In the short term (read "many millions of years"), changes are bounded, as you observed. The reason for that is essentially, as it's been remarked, that:

An orbit isn't a fragile balance, where some small deviation can knock an object out of orbit. For an object at a given distance from a central body (the sun for the Earth, the Earth for an Earth satellite), any velocity less than the escape velocity results in an elliptical orbit

On top of that, the Solar System is quite old, so any strong instabilities that might have existed have done their damage long ago. Thus only mild (slow) instabilities are left - in a system whose time scales are already very long.

However, in time scales hundreds of millions of years we can't make predictions and dramatic changes can't be ruled out, though extreme events such as collisions between planets shouldn't happen in the next few billion years (see, e.g., this paper).

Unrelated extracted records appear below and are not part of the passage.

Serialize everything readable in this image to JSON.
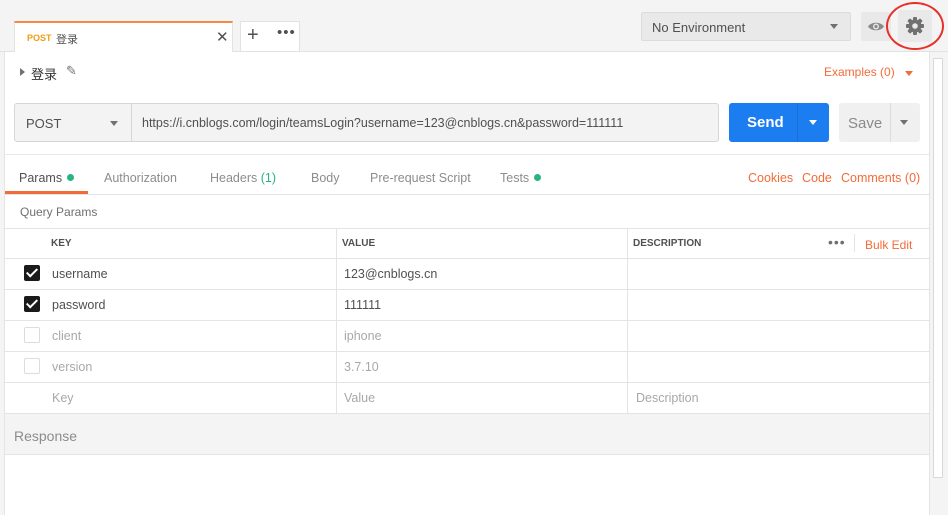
{
  "tab": {
    "method": "POST",
    "name": "登录",
    "close_icon": "close-icon"
  },
  "tab_actions": {
    "add": "+",
    "more": "•••"
  },
  "environment": {
    "selected": "No Environment"
  },
  "request": {
    "name": "登录",
    "examples_label": "Examples (0)"
  },
  "url_bar": {
    "method": "POST",
    "url": "https://i.cnblogs.com/login/teamsLogin?username=123@cnblogs.cn&password=111111",
    "send_label": "Send",
    "save_label": "Save"
  },
  "request_tabs": {
    "params": "Params",
    "authorization": "Authorization",
    "headers": "Headers",
    "headers_count": "(1)",
    "body": "Body",
    "prerequest": "Pre-request Script",
    "tests": "Tests",
    "cookies": "Cookies",
    "code": "Code",
    "comments": "Comments (0)"
  },
  "query": {
    "title": "Query Params",
    "headers": {
      "key": "KEY",
      "value": "VALUE",
      "description": "DESCRIPTION",
      "more": "•••",
      "bulk_edit": "Bulk Edit"
    },
    "rows": [
      {
        "checked": true,
        "key": "username",
        "value": "123@cnblogs.cn",
        "description": ""
      },
      {
        "checked": true,
        "key": "password",
        "value": "111111",
        "description": ""
      },
      {
        "checked": false,
        "key": "client",
        "value": "iphone",
        "description": ""
      },
      {
        "checked": false,
        "key": "version",
        "value": "3.7.10",
        "description": ""
      }
    ],
    "placeholder": {
      "key": "Key",
      "value": "Value",
      "description": "Description"
    }
  },
  "response": {
    "label": "Response"
  },
  "colors": {
    "accent_orange": "#f26b3a",
    "send_blue": "#1c7df0",
    "status_green": "#26b47f",
    "annotation_red": "#e8302a"
  }
}
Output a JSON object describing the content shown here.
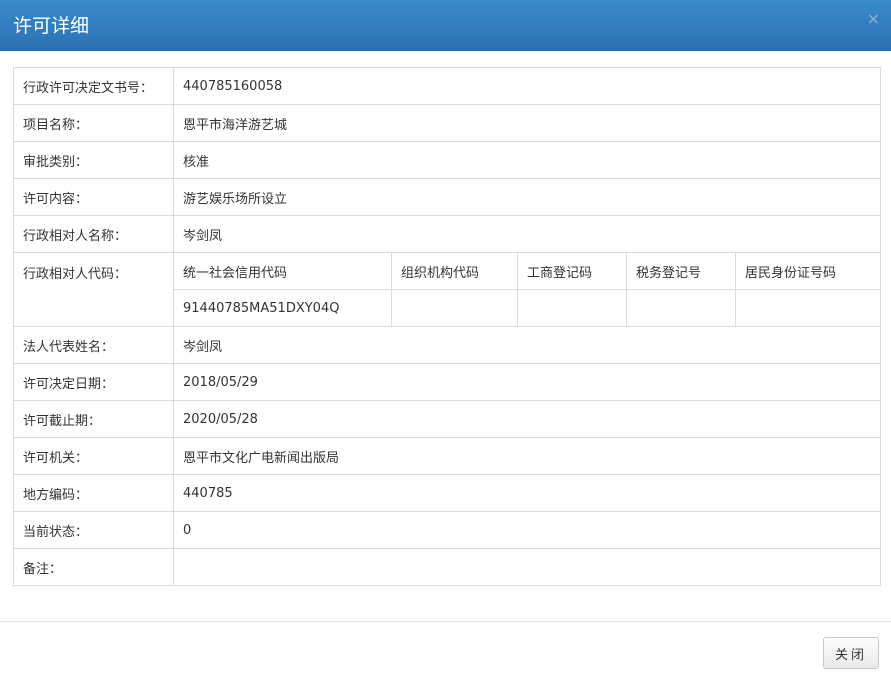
{
  "dialog": {
    "title": "许可详细",
    "close_icon": "×",
    "close_button": "关闭"
  },
  "rows": {
    "doc_no": {
      "label": "行政许可决定文书号：",
      "value": "440785160058"
    },
    "project": {
      "label": "项目名称：",
      "value": "恩平市海洋游艺城"
    },
    "approval_type": {
      "label": "审批类别：",
      "value": "核准"
    },
    "content": {
      "label": "许可内容：",
      "value": "游艺娱乐场所设立"
    },
    "party_name": {
      "label": "行政相对人名称：",
      "value": "岑剑凤"
    },
    "party_code": {
      "label": "行政相对人代码：",
      "headers": [
        "统一社会信用代码",
        "组织机构代码",
        "工商登记码",
        "税务登记号",
        "居民身份证号码"
      ],
      "values": [
        "91440785MA51DXY04Q",
        "",
        "",
        "",
        ""
      ]
    },
    "legal_rep": {
      "label": "法人代表姓名：",
      "value": "岑剑凤"
    },
    "decision_date": {
      "label": "许可决定日期：",
      "value": "2018/05/29"
    },
    "expiry_date": {
      "label": "许可截止期：",
      "value": "2020/05/28"
    },
    "authority": {
      "label": "许可机关：",
      "value": "恩平市文化广电新闻出版局"
    },
    "area_code": {
      "label": "地方编码：",
      "value": "440785"
    },
    "status": {
      "label": "当前状态：",
      "value": "0"
    },
    "remark": {
      "label": "备注：",
      "value": ""
    }
  }
}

See also this answer and the Wikipedia entry it refers to for more on the stability of the Solar System.

Answer 3

It is been already well-explained and I am just going to translate it to the language of the Hamiltonian Chaos. There is a theory called KAM Theory which is roughly a classical counterpart of the quantum degenerate perturbation theory.
Simply it says that:

For a Hamiltonian $H=H_0 + \lambda H^\prime$, where $H_0$ is the integrable part (2-body problem of earth and sun) and $H^\prime$ is the non-integrable part (3rd body interaction like jupyter gravity), for small $\lambda$, the trajectories (tori is its jargon) of $H_0$ remains periodic but slightly deformed.\

Deformation of a tori in many-body phase space (18-dimension phase space for the 3-body problem) leads to a bounded variation of constants of motions, in this case, the eccentricity of Earth's orbit.

And at the end, your assumption:

So we are looking at a superposition of multiple periodic functions; one for each of important enough planet and maybe one for corrections from general relativity itself. Is this line of reasoning valid?

is almost true. Almost true because $R_{earth}$ is a linear superposition of $R^{0}_{earth}+\lambda R^{1}_{earth}+\lambda^2 R^{2}_{earth}+ \dots$, but $R^{i}_{earth}$ are not the periodic trajectory of earth around the $i^{th}$ planet. As an intuition, recall the quantum pertutbation theory.